Renal bioactivation and metabolism, e.g. of vitamin D3 and insulin, are decreased.
- There is a decrease of insulin metabolism in CKD. In diabetes patients, this can result in them having plasma concentrations that are too high, resulting in hypoglycemia.
Protein binding is decreased due to hypoalbuminemia and uraemia leading to decreased albumin affinity. This can affect the volume of distribution, increasing it and therefore increasing target interaction. However, the rate of clearance can also increase as plasma proteins normally provide a protective element, so half-life can decrease.
Oedema may increase the Vd of highly soluble drugs (e.g. gentamicin) and dehydration can increase plasma concentration of drugs.
Non-renal clearance is also altered as uremia can decrease hepatic metabolism.
Uremia also impairs BBB integrity increasing CNS side-effects/toxicity of drugs. Therefore, drug effects are altered.
With elevated risk of high [drug] and associated side-effects, dose adjustment may be required in patients with renal impairment.
Drug removal by RRT
Factors affecting removal of drug from the blood by RRT include:
- Protein binding – highly protein bound drugs are not generally removed by RRT as they cannot be drawn out by dialysis
- Molecular weight – very large molecules are less likely to be removed than smaller ones
- Water solubility – dialysis solution is aqueous so water-soluble drugs enter into solution preferentially. Lipid-soluble drugs tend to have bigger Vd so concentrations in plasma are comparatively small and less drug is removed.

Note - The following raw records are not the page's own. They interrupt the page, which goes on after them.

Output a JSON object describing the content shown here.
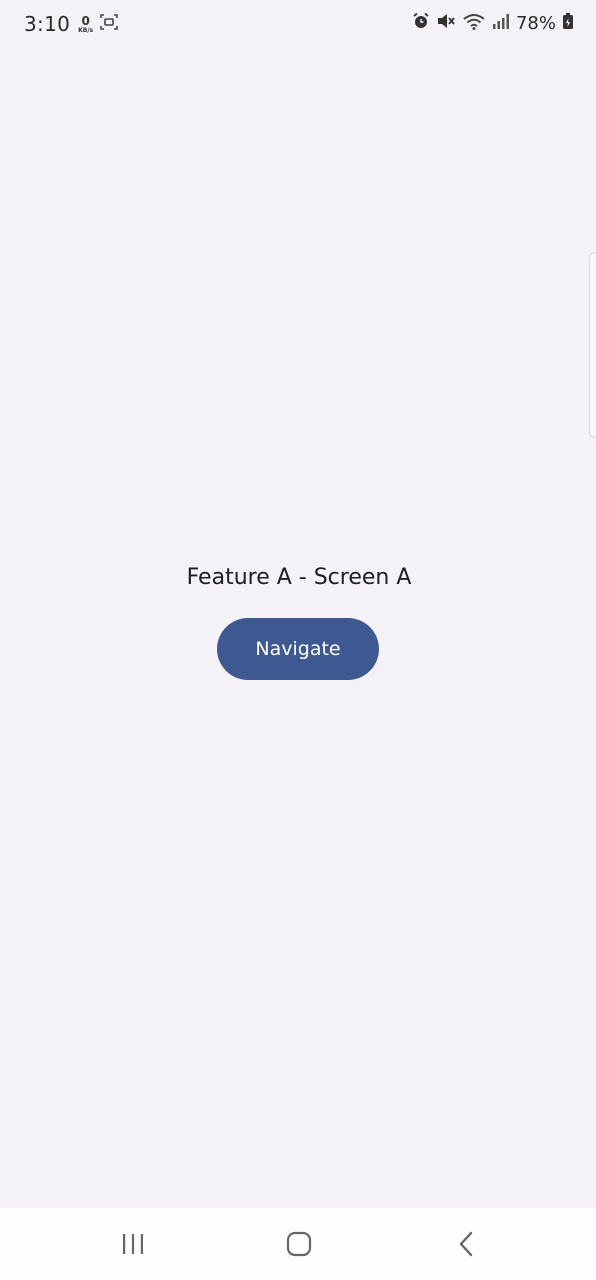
{
  "status_bar": {
    "time": "3:10",
    "speed_value": "0",
    "speed_unit": "KB/s",
    "battery_percent": "78%",
    "icons": [
      "screenshot-icon",
      "alarm-icon",
      "mute-icon",
      "wifi-icon",
      "signal-icon",
      "battery-icon"
    ]
  },
  "screen": {
    "title": "Feature A - Screen A",
    "navigate_label": "Navigate"
  },
  "colors": {
    "background": "#f4f2f7",
    "button": "#3e5891",
    "button_text": "#ffffff"
  },
  "nav_bar": {
    "icons": [
      "recent-apps-icon",
      "home-icon",
      "back-icon"
    ]
  }
}
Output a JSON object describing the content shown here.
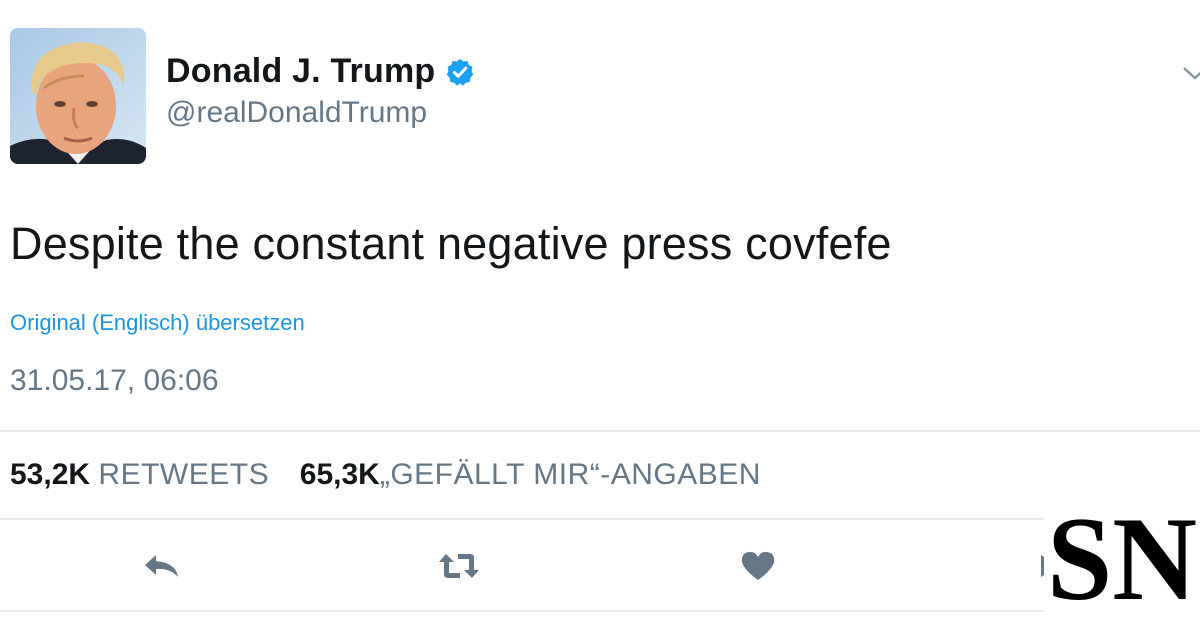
{
  "tweet": {
    "author_name": "Donald J. Trump",
    "author_handle": "@realDonaldTrump",
    "text": "Despite the constant negative press covfefe",
    "translate_label": "Original (Englisch) übersetzen",
    "timestamp": "31.05.17, 06:06"
  },
  "stats": {
    "retweets_count": "53,2K",
    "retweets_label": "RETWEETS",
    "likes_count": "65,3K",
    "likes_label": "„GEFÄLLT MIR“-ANGABEN"
  },
  "actions": {
    "reply_icon": "reply-icon",
    "retweet_icon": "retweet-icon",
    "like_icon": "heart-icon",
    "dm_icon": "direct-message-icon"
  },
  "icons": {
    "verified": "verified-badge-icon",
    "caret": "chevron-down-icon"
  },
  "logo": {
    "text": "SN"
  },
  "colors": {
    "text_primary": "#14171a",
    "text_secondary": "#657786",
    "link": "#1b95e0",
    "verified": "#1da1f2",
    "action_icon": "#657786",
    "divider": "#e6ecf0",
    "logo": "#000000"
  }
}
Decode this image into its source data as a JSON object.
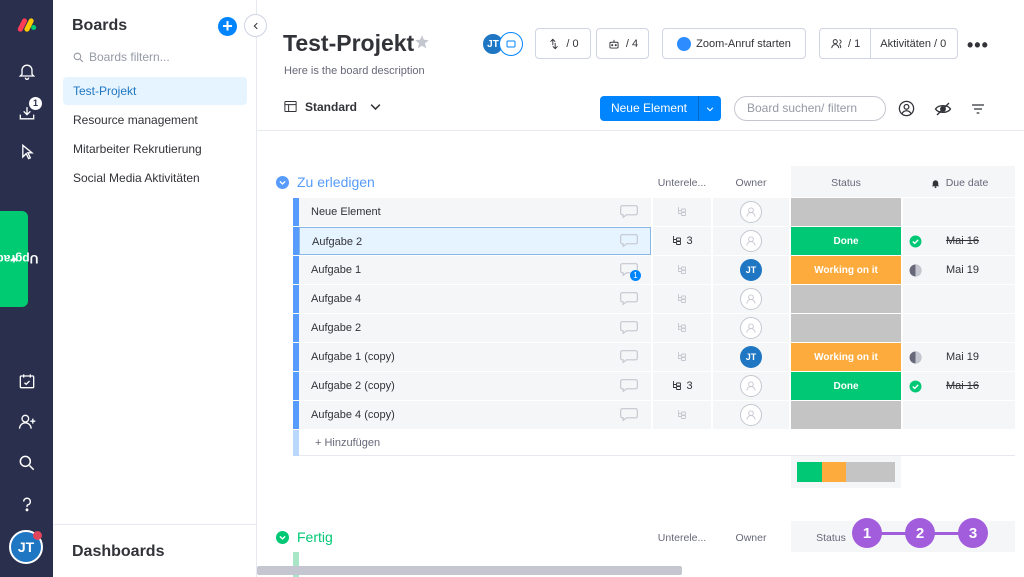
{
  "rail": {
    "inbox_badge": "1",
    "upgrade_label": "Upgrade",
    "avatar_initials": "JT"
  },
  "panel": {
    "title": "Boards",
    "filter_placeholder": "Boards filtern...",
    "boards": [
      {
        "label": "Test-Projekt",
        "active": true
      },
      {
        "label": "Resource management",
        "active": false
      },
      {
        "label": "Mitarbeiter Rekrutierung",
        "active": false
      },
      {
        "label": "Social Media Aktivitäten",
        "active": false
      }
    ],
    "dashboards_label": "Dashboards"
  },
  "header": {
    "project_title": "Test-Projekt",
    "description": "Here is the board description",
    "avatar_initials": "JT",
    "integrations_count": "/ 0",
    "automations_count": "/ 4",
    "zoom_label": "Zoom-Anruf starten",
    "members_count": "/ 1",
    "activity_label": "Aktivitäten / 0",
    "more_label": "•••",
    "view_label": "Standard",
    "new_item_label": "Neue Element",
    "search_placeholder": "Board suchen/ filtern"
  },
  "columns": {
    "subitems": "Unterele...",
    "owner": "Owner",
    "status": "Status",
    "due_date": "Due date"
  },
  "groups": [
    {
      "title": "Zu erledigen",
      "color": "#579bfc",
      "rows": [
        {
          "name": "Neue Element",
          "subitems": "",
          "owner": "",
          "status": "",
          "status_type": "empty",
          "due": "",
          "due_icon": "",
          "strike": false,
          "comment_badge": ""
        },
        {
          "name": "Aufgabe 2",
          "subitems": "3",
          "owner": "",
          "status": "Done",
          "status_type": "done",
          "due": "Mai 16",
          "due_icon": "check",
          "strike": true,
          "comment_badge": ""
        },
        {
          "name": "Aufgabe 1",
          "subitems": "",
          "owner": "JT",
          "status": "Working on it",
          "status_type": "working",
          "due": "Mai 19",
          "due_icon": "clock",
          "strike": false,
          "comment_badge": "1"
        },
        {
          "name": "Aufgabe 4",
          "subitems": "",
          "owner": "",
          "status": "",
          "status_type": "empty",
          "due": "",
          "due_icon": "",
          "strike": false,
          "comment_badge": ""
        },
        {
          "name": "Aufgabe 2",
          "subitems": "",
          "owner": "",
          "status": "",
          "status_type": "empty",
          "due": "",
          "due_icon": "",
          "strike": false,
          "comment_badge": ""
        },
        {
          "name": "Aufgabe 1 (copy)",
          "subitems": "",
          "owner": "JT",
          "status": "Working on it",
          "status_type": "working",
          "due": "Mai 19",
          "due_icon": "clock",
          "strike": false,
          "comment_badge": ""
        },
        {
          "name": "Aufgabe 2 (copy)",
          "subitems": "3",
          "owner": "",
          "status": "Done",
          "status_type": "done",
          "due": "Mai 16",
          "due_icon": "check",
          "strike": true,
          "comment_badge": ""
        },
        {
          "name": "Aufgabe 4 (copy)",
          "subitems": "",
          "owner": "",
          "status": "",
          "status_type": "empty",
          "due": "",
          "due_icon": "",
          "strike": false,
          "comment_badge": ""
        }
      ],
      "add_label": "+ Hinzufügen",
      "status_summary": {
        "done": 0.25,
        "working": 0.25,
        "empty": 0.5
      }
    },
    {
      "title": "Fertig",
      "color": "#00c875"
    }
  ],
  "steps": [
    "1",
    "2",
    "3"
  ],
  "colors": {
    "rail": "#292f4c",
    "accent": "#0085ff",
    "done": "#00c875",
    "working": "#fdab3d",
    "empty": "#c4c4c4",
    "step": "#a25ddc"
  }
}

- Flow rate, and the chemistry and surface area of the membrane
Therefore the same factors that affect regular renal elimination of drugs, as well as the properties of the dialysis machine used, affect drug removal by RRT.

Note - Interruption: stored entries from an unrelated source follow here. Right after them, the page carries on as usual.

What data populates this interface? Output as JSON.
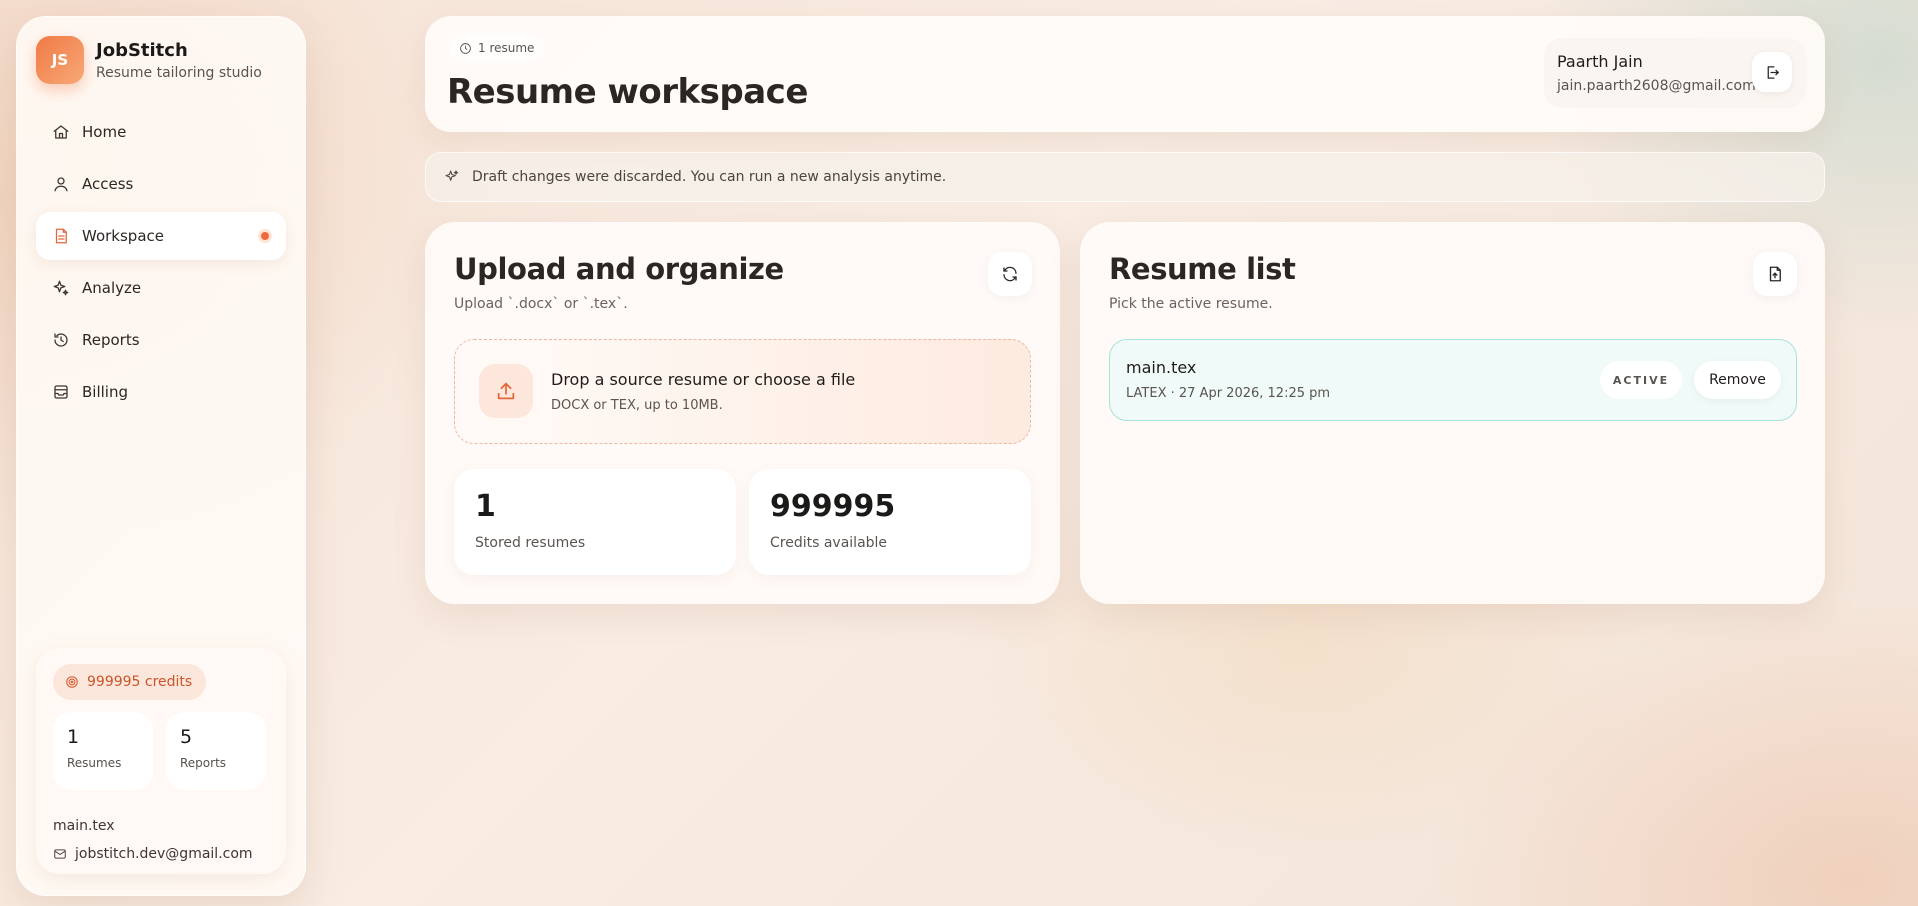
{
  "brand": {
    "logo": "JS",
    "name": "JobStitch",
    "subtitle": "Resume tailoring studio"
  },
  "nav": {
    "items": [
      {
        "label": "Home",
        "icon": "home-icon"
      },
      {
        "label": "Access",
        "icon": "user-icon"
      },
      {
        "label": "Workspace",
        "icon": "document-icon",
        "active": true
      },
      {
        "label": "Analyze",
        "icon": "sparkle-icon"
      },
      {
        "label": "Reports",
        "icon": "history-icon"
      },
      {
        "label": "Billing",
        "icon": "billing-icon"
      }
    ]
  },
  "sidebar_card": {
    "credits": "999995 credits",
    "resumes_count": "1",
    "resumes_label": "Resumes",
    "reports_count": "5",
    "reports_label": "Reports",
    "file": "main.tex",
    "email": "jobstitch.dev@gmail.com"
  },
  "header": {
    "resume_count": "1 resume",
    "title": "Resume workspace",
    "user_name": "Paarth Jain",
    "user_email": "jain.paarth2608@gmail.com"
  },
  "notice": {
    "text": "Draft changes were discarded. You can run a new analysis anytime."
  },
  "upload": {
    "title": "Upload and organize",
    "subtitle": "Upload `.docx` or `.tex`.",
    "drop_title": "Drop a source resume or choose a file",
    "drop_subtitle": "DOCX or TEX, up to 10MB.",
    "stored_count": "1",
    "stored_label": "Stored resumes",
    "credits_count": "999995",
    "credits_label": "Credits available"
  },
  "resume_list": {
    "title": "Resume list",
    "subtitle": "Pick the active resume.",
    "items": [
      {
        "name": "main.tex",
        "meta": "LATEX · 27 Apr 2026, 12:25 pm",
        "badge": "ACTIVE",
        "remove_label": "Remove"
      }
    ]
  },
  "colors": {
    "accent": "#ec6a3a",
    "active_border": "#a6e4da"
  }
}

Drugs requiring dose adjustment in kidney disease
Antihypertensives: ACE inhibitors, diuretics, ꞵ-blockers
Antihyperglycemic agents: Metformin, insulin - impaired insulin breakdown results in hypoglycaemia risk
Antimicrobials: penicillins, cephalosporins, macrolides, antifungals, aminoglycosides
NSAIDs and opioids (morphine, tramadol, codeine, pethidine)
CNS drugs: anticonvulsants (lamotrigine, topiramate, gabapentin, pregabalin), lithium
Anticoagulants: DOACs, LMWHs
DMARDs (Methotrexate)
Summary of drug action in kidney disease
Dose alteration of renally-cleared drugs can be achieved by reduction in dose, extension of dosing interval, or use of an alternative drug not extensively cleared by the kidneys.
Dosages should be adjusted based on the patient’s renal function (calculated as creatinine clearance or glomerular filtration rate).
Patients with renal impairment may be more sensitive to pharmacological effects or side-effects of certain drugs.
Be aware of drugs with active metabolites that can exaggerate pharmacological effects in patients with renal impairment.
Some drugs are less effective when renal function is reduced (e.g. thiazide-like diuretics).